The strange frustration of gaps and titles
One thing that really bothers me is how to frame those middle periods. When I worked for that research startup, the job title sounded impressive on the internal portal, but my daily reality was mostly just debugging legacy code that nobody else wanted to touch. Do I put the fancy title or the actual reality of the work? I looked up some resume examples and most of them just list the high-level responsibilities. It feels like lying, even though it’s technically accurate. I tried using a writing app to smooth out the phrasing, but it kept suggesting I use words like ‘spearheaded’ or ‘orchestrated.’ I don’t think I’ve ever ‘orchestrated’ anything in my life. I just fixed things that broke. It feels like there’s this specific language you have to adopt just to get past the initial filter, and if you don’t use it, you sound like you aren’t trying.
Digging for documents in an unorganized drive
I realized halfway through that I needed to attach a certificate of employment. I haven’t had to ask for a formal issuance document in forever, and the process to get one from my previous employer is a bit of a headache. You have to submit a request through their internal portal, wait for the HR manager to approve it, and then download a PDF that’s often locked behind some obscure security plugin that never works on my MacBook. It’s ironic that in an era of ‘digital passports’ and carbon tracking for steel production—where we talk about every single ton of CO2—getting a simple proof of work document still feels like navigating a bureaucracy from twenty years ago. It’s a small, annoying friction point that makes the whole task feel like a slog.
The disconnect between hiring notices and reality
I spent a bit of time checking out job postings on Kakao and a few other platforms while I was supposed to be writing my own details. The descriptions for some of these research positions are so vague. They talk about ‘fostering innovation’ and ‘nurturing talent,’ yet you hear stories about researchers in these same institutions who can’t even put a single line of their project experience on their resume because of complex non-disclosure agreements or precarious contract statuses. It makes me wonder if the resume itself is just a performative document we all agree to pretend is accurate. I saw a posting for a position that looked interesting, but the salary range was hidden or listed as ‘negotiable,’ which usually just means ‘we will tell you only after you pass three rounds of interviews.’

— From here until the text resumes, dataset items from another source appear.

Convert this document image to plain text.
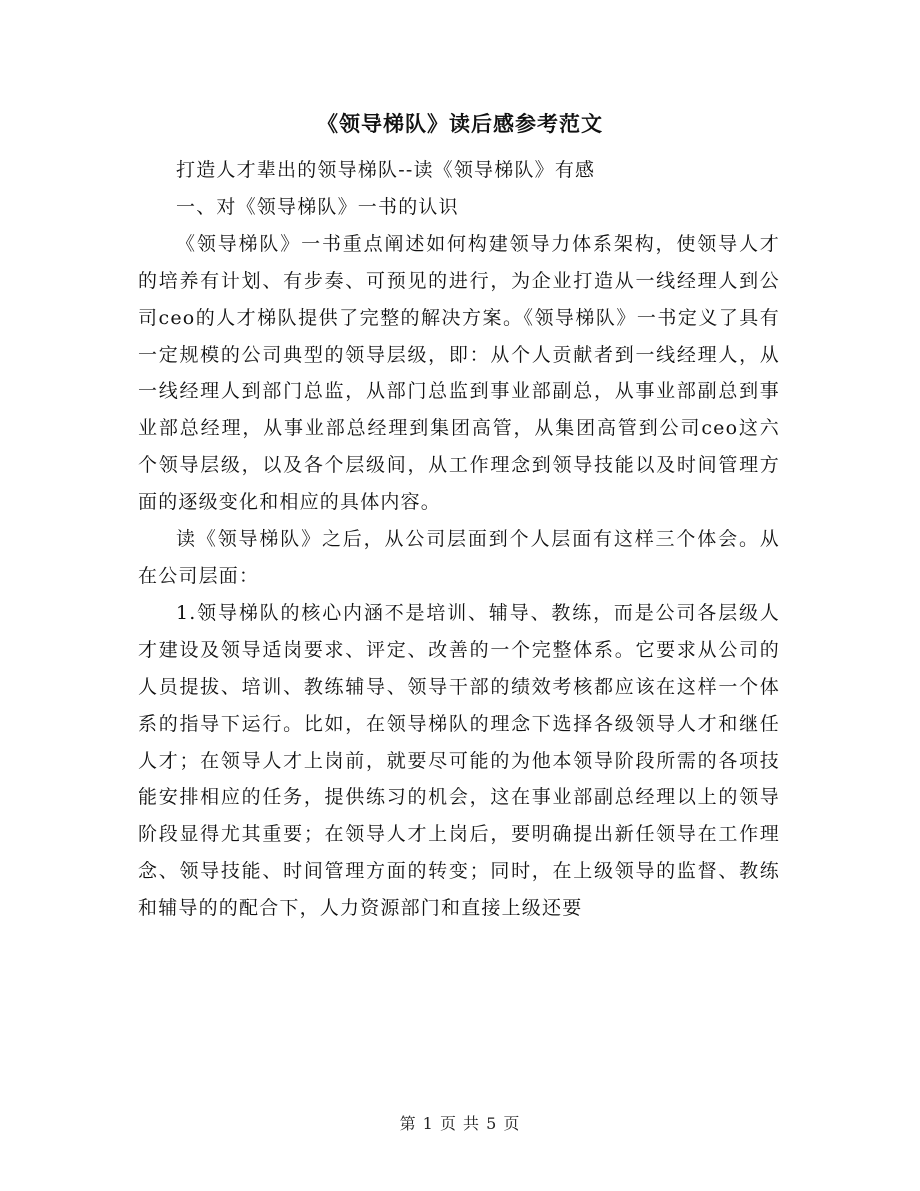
《领导梯队》读后感参考范文

打造人才辈出的领导梯队--读《领导梯队》有感

一、对《领导梯队》一书的认识

《领导梯队》一书重点阐述如何构建领导力体系架构，使领导人才的培养有计划、有步奏、可预见的进行，为企业打造从一线经理人到公司ceo的人才梯队提供了完整的解决方案。《领导梯队》一书定义了具有一定规模的公司典型的领导层级，即：从个人贡献者到一线经理人，从一线经理人到部门总监，从部门总监到事业部副总，从事业部副总到事业部总经理，从事业部总经理到集团高管，从集团高管到公司ceo这六个领导层级，以及各个层级间，从工作理念到领导技能以及时间管理方面的逐级变化和相应的具体内容。

读《领导梯队》之后，从公司层面到个人层面有这样三个体会。从在公司层面：

1.领导梯队的核心内涵不是培训、辅导、教练，而是公司各层级人才建设及领导适岗要求、评定、改善的一个完整体系。它要求从公司的人员提拔、培训、教练辅导、领导干部的绩效考核都应该在这样一个体系的指导下运行。比如，在领导梯队的理念下选择各级领导人才和继任人才；在领导人才上岗前，就要尽可能的为他本领导阶段所需的各项技能安排相应的任务，提供练习的机会，这在事业部副总经理以上的领导阶段显得尤其重要；在领导人才上岗后，要明确提出新任领导在工作理念、领导技能、时间管理方面的转变；同时，在上级领导的监督、教练和辅导的的配合下，人力资源部门和直接上级还要

第 1 页 共 5 页
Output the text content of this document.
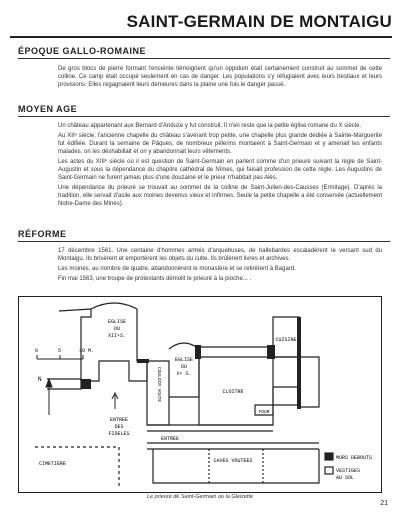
SAINT-GERMAIN DE MONTAIGU
ÉPOQUE GALLO-ROMAINE

De gros blocs de pierre formant l'enceinte témoignent qu'un oppidum était certainement construit au sommet de cette colline. Ce camp était occupé seulement en cas de danger. Les populations s'y réfugiaient avec leurs bestiaux et leurs provisions. Elles regagnaient leurs demeures dans la plaine une fois le danger passé.

MOYEN AGE

Un château appartenant aux Bernard d'Anduze y fut construit. Il n'en reste que la petite église romane du X siècle.

Au XIIᵉ siècle, l'ancienne chapelle du château s'avérant trop petite, une chapelle plus grande dédiée à Sainte-Marguerite fut édifiée. Durant la semaine de Pâques, de nombreux pèlerins montaient à Saint-Germain et y amenait les enfants malades, on les déshabillait et on y abandonnait leurs vêtements.

Les actes du XIIIᵉ siècle où il est question de Saint-Germain en parlent comme d'un prieuré suivant la règle de Saint-Augustin et sous la dépendance du chapitre cathédral de Nîmes, qui faisait profession de cette règle. Les Augustins de Saint-Germain ne furent jamais plus d'une douzaine et le prieur n'habitait pas Alès.

Une dépendance du prieuré se trouvait au sommet de la colline de Saint-Julien-des-Causses (Ermitage). D'après la tradition, elle servait d'asile aux moines devenus vieux et infirmes. Seule la petite chapelle a été conservée (actuellement Notre-Dame des Mines).

RÉFORME

17 décembre 1561. Une centaine d'hommes armés d'arquebuses, de hallebardes escaladèrent le versant sud du Montaigu. Ils brisèrent et emportèrent les objets du culte. Ils brûlèrent livres et archives.

Les moines, au nombre de quatre, abandonnèrent le monastère et se retirèrent à Bagard.

Fin mai 1563, une troupe de protestants démolit le prieuré à la pioche... .

0	5	10 M.
N
EGLISE
DU
XIIᵉS.
COULOIR VOUTE
EGLISE
DU
Xᵉ S.
CUISINE
CLOITRE
ENTREE
DES
FIDELES
FOUR
ENTREE
CAVES VOUTEES
CIMETIERE
MURS DEBOUTS
VESTIGES
AU SOL
Le prieuré de Saint-Germain ou la Gleizette
21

Letting the document sit for a day
By around 11:00 PM, I just gave up on the final polish. I have the dates roughly right, and I filled in the project descriptions with enough keywords that it shouldn’t look suspicious to an automated system. I still don’t feel great about how I described my ‘career objectives’ or whatever that section is supposed to be. It sounds stiff and forced. I left the window open on my browser, fully intending to fix it the next morning, but it’s been two days and I haven’t touched it. There’s a certain relief in just having the skeleton of it done, even if I’m not entirely sure I want to send it out yet. Maybe the uncertainty is just part of it. I’ll look at it again when I actually feel like I have the energy to lie about my ‘vision for the future’ one more time.

That certificate of employment saga is so frustrating – the process really does feel like a throwback. I had a similar experience last year, and the level of manual intervention required just highlighted how much things have changed, or haven’t, in many workplaces.
That portal experience sounds incredibly frustrating. I had a similar issue with a freelance client and the delay just made it so much harder to get back into the formal employment conversation.
That feeling of wading through layers of ambiguity to confirm even a single detail is really accurate. I’ve had similar experiences trying to reconstruct past projects – it’s almost like the work itself gets lost in the documentation process.